Estimation du prix des locaux d’activité

 

L’Observatoire Régional de l’Immobilier d’Entreprise (ORIE) retient comme locaux d’activité les entrepôts destinés au stockage et à la distribution, les locaux PME/PMI regroupant toutes les fonctions de l’entreprise et les bâtiments mixtes servant d’activité à dominance tertiaire, particulièrement celles liées à la haute technologique.

Catégories de locaux d’activités et industriels

On distingue trois catégories de locaux nommées A, B et C qui respectent chacun des critères de fonctionnalité.

S’agissant des entrepôts, ces critères concernent la date de construction et de rénovation, la hauteur utile, la profondeur de l’aire de manœuvre, la sécurité-incendie, la résistance et planéité au sol, le chauffage-isolation.

Pour les bâtiments abritant des activités polyvalentes PME/PMI, il s’agit de la date de construction et de rénovation, l’accessibilité de plain-pied, la résistance au sol, l’importance des bureaux.

La catégorisation des locaux mixtes se fonde sur la date de construction et de rénovation, l’accessibilité de plain-pied, les baies de livraison, la hauteur, le nombre de niveaux, la résistance au sol, l’ascenseur, le monte-charge, le pourcentage de bureau.

Facteurs de la valeur

La qualité de la desserte, l’environnement et la consistance sont les paramètres principaux de la valeur.

Les locaux peuvent accueillir des activités spécifiques répondant à de grandes exigences qualitatives et devant faire l’objet d’une pondération adaptée au coût (par exemple une salle à l’abri de rayonnements nucléaires, production pharmaceutique nécessitant des zones stériles).
Les constructions polyvalentes « tertiarisées » ont des exigences équivalentes à celles des bureaux.

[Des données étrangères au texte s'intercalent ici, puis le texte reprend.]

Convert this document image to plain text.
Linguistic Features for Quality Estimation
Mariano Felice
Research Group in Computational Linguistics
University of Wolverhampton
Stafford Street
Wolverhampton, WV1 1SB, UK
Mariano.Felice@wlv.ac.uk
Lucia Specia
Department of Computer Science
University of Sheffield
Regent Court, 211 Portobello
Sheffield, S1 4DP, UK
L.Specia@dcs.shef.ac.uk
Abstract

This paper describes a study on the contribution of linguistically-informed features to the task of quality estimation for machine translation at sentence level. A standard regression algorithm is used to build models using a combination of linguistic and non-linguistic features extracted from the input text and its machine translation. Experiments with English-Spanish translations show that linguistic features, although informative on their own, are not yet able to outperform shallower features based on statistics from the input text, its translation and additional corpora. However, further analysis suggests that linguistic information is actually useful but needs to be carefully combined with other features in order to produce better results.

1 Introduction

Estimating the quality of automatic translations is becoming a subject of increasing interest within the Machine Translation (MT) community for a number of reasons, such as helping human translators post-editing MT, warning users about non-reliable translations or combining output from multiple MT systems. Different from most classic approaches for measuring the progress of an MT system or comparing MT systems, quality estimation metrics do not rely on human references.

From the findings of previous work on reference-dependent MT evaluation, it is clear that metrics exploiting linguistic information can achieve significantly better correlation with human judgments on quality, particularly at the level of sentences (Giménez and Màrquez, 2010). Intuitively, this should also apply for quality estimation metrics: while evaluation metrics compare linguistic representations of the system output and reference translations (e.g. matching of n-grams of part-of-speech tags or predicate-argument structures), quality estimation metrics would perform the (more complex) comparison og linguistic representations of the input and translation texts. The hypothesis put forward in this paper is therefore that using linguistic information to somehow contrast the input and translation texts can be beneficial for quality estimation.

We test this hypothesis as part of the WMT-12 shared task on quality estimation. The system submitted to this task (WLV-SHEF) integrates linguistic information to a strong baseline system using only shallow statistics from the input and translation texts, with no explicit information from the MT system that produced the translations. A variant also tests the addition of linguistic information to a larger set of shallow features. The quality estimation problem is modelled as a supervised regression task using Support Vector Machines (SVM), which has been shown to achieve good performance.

L’étude des locaux industriels de production se réalise en considérant les critères de l’utilisateur : adaptabilité et flexibilité du bâtiment, localisation géographique, comparaison avec des locaux neufs analogues, possibilité d’extension en termes physiques et réglementaires.

Méthodes d’estimation

Estimation par comparaison

La comparaison métrique au m2 couvert pondéré, terrain intégré, reste la méthode la plus utilisée. La pondération et la pertinence de la comparaison constituent les difficultés de la méthode.

• Les constructions polyvalentes ont pour local de référence le bureau. La pondération des locaux de production dépend de leur aménagement, elle est généralement inférieure à 1 et parfois supérieure à ce chiffre pour les locaux d’aménagements onéreux.

• Les immeubles abritant des activités d’industrie légère possèdent une surface de référence d’une hauteur sous poutre supérieure à 3,50 mètres, une portée de 10 mètres, une résistance au sol de 0,5 à 1t/m2, un chauffage adapté et un éclairage suffisant.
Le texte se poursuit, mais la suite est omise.